January 20, 2024 | Last week, a reader of The Institutional Risk Analyst named Jeffrey asked a good question about our last missive. Why did we compare an equity REIT like Brookfield Downtown LA Fund Office (DTLAP) with a mortgage REIT like Blackstone Mortgage Trust (BXMT). The former holds the equity in office buildings and the latter typically holds the senior mortgage debt. But in today's market, mortgage REITs are becoming equity REITS.
Source: Google Finance
Notice in the chart above that BXMT is down less than half as much as DTLAP, doubtless reflecting the belief by investors in the former that there is still equity underneath their debt. Yet since the COVID pandemic, the public equity of many equity REITs focused on office properties is down significantly.
In normal times, comparing an equity REIT with a mortgage REIT is like comparing apples and oranges. Given that most commercial properties have 50% equity in first loss position, the holders of the secured debt are relatively senior in the credit stack. But when asset prices are falling and the value of the equity has been wiped out, the holder of the debt is now in the first loss equity position. That is, the debt is now equity.
If you are a bank or REIT holding a first mortgage or mezzanine debt on an office building in downtown (aka “East”) Los Angeles, odds are pretty good that you are in first loss position. The equity is gone. Thus we looked at DTLAP first and foremost as a benchmark for the mark-to-market haircut on asset prices. Second, the more than 95% diminution of value in the stock price of DTLAP over the past several years gives you a sense for the overall value of the portfolio and the market.
Truth to tell, commercial buildings from East Los Angeles to West Palm Beach are in trouble, in some cases because of the change in use cases and consumer living patterns since COVID. Another factor, ironically enough, is that the surge in new construction in many markets has resulted in a drop in the value of existing assets in that same market. That 20-year old strip mall in south Florida that has been a cash flow cow for decades now goes begging with the new malls starting to arrive.
In a strange way, the decision by the FOMC in 2019 to flood the market with reserves not only cushioned banks and other leveraged vehicles with cheap and plentiful cash, but also created a tsunami of new commercial real estate investments that has reduced the value of existing assets. If we look at the Invesco KBW Premium Yield Equity REIT ETF (KBWY), for example, we can see a broader picture of the discount being applied to equity REITs across the country.
With the increase in interest rates since 2021, the FOMC has now left many investments made in 2020-2021 underwater in terms of net cash flow. Indeed, many commercial assets financed over the past decade are underwater. If one assumes that interest rates are likely to stay in the current range for most of 2024, then the likelihood of a serious contagion affecting banks and other holders of equity and debt on office assets grows.
The key thing to remember with commercial real estate is the change in price volatility and direction that has occurred since COVID. Since 2020, we have seen the market for commercial real estate go from a secular assumption of asset price inflation to a presumption of price deflation. The world where CRE assets were financed with interest only mortgages has disappeared.
Now “owners” of commercial properties find themselves trying to rationalize putting new cash equity into assets that have falling valuations and net operating income. The Greenstreet Commercial Property Price Index provides a graphic description of what's happened to property values since COVID compared with the past 25 years.
Much of the mounting value destruction in commercial real estate has to do with COVID and the change in behavior since the lockdown forced upon Americans by the Biden Administration and many blue state governments. But the conduct of monetary policy by the FOMC and particularly the decision to flood the markets with excessive levels of reserves is also to blame.
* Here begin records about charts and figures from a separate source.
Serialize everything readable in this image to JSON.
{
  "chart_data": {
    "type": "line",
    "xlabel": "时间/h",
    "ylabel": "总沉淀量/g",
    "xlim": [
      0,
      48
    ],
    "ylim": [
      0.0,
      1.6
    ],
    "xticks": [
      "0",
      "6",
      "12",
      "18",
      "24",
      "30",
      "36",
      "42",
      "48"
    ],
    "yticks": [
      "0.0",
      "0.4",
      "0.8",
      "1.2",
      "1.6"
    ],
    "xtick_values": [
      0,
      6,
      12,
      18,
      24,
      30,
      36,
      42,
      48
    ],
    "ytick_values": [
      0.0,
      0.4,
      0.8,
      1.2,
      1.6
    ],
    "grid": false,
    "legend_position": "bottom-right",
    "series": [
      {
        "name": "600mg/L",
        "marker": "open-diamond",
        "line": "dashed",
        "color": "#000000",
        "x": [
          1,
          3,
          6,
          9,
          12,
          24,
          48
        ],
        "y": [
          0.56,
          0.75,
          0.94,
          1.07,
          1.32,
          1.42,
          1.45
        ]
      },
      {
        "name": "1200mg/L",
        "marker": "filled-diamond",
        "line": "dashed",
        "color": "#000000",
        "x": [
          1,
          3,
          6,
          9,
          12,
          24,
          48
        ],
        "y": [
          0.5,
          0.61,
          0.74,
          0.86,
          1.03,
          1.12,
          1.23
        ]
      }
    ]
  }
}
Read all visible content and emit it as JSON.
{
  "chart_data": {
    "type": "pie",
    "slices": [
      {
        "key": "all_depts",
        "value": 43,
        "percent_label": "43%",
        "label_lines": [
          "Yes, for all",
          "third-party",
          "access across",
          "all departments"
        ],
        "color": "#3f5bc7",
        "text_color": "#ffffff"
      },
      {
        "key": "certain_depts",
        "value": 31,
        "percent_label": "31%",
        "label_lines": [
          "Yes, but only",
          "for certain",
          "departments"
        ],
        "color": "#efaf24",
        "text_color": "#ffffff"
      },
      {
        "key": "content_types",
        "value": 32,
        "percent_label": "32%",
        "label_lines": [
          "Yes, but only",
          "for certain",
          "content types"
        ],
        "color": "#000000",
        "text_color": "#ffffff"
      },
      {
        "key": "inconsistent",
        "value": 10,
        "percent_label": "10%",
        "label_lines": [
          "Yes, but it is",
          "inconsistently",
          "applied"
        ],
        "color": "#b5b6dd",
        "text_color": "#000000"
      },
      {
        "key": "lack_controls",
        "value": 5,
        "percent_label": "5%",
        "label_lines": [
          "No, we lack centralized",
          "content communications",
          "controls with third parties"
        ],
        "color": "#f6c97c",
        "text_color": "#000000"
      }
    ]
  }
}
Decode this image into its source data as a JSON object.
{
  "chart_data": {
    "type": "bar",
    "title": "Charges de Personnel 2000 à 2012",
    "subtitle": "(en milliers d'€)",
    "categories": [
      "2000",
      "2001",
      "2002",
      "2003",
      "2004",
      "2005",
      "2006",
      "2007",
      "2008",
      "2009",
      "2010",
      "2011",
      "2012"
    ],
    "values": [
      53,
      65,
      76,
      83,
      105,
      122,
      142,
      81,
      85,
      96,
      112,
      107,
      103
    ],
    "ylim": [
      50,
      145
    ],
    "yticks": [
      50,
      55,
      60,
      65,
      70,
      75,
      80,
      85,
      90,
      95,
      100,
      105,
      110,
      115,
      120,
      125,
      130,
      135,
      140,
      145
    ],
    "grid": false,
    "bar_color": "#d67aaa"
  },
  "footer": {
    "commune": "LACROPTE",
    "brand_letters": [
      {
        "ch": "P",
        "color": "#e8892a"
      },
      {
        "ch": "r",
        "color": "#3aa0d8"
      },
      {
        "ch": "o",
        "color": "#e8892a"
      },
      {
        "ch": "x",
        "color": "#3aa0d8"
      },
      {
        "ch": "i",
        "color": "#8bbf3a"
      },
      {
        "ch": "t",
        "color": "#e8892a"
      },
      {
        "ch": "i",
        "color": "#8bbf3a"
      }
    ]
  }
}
If you ask a banker to state the appropriate quantity of bank reserves at any point in time, what is the answer? More. Bill Nelson at Bank Policy Institute observes in his latest Forward Guidance missive on the just released 2018 FOMC minutes:
“The Fed’s estimate today of the necessary quantity of reserves is probably about twice the level Chair Powell stated in 2018 would give him buyer’s regret. Why hasn’t the Committee changed their mind? One of the problems with the excessive reserve approach, as opposed to the necessary reserve approach, is that there is no binding upward limit on the size of the balance sheet. As a consequence, like the proverbial boiled frog, staff and leadership of the Fed may have become somewhat complacent about balance sheet size. Such complacency may have contributed to the Committee continuing QE4 in 2021-22 even though the economy was clearly recovering…”
The complacency and lack of care by the FOMC with respect to reserve levels over the past five years may cause many tens of billions of dollars in losses to banks, REITs and other lenders on commercial real estate. These policies will also cause the Fed to report massive financial losses for years to come, losses that are a very real cost to the Treasury and taxpayers. When the cost and benefit of Fed actions during 2020-2021 are tallied, the net balance likely seems to be negative and stretches into the trillions of dollars.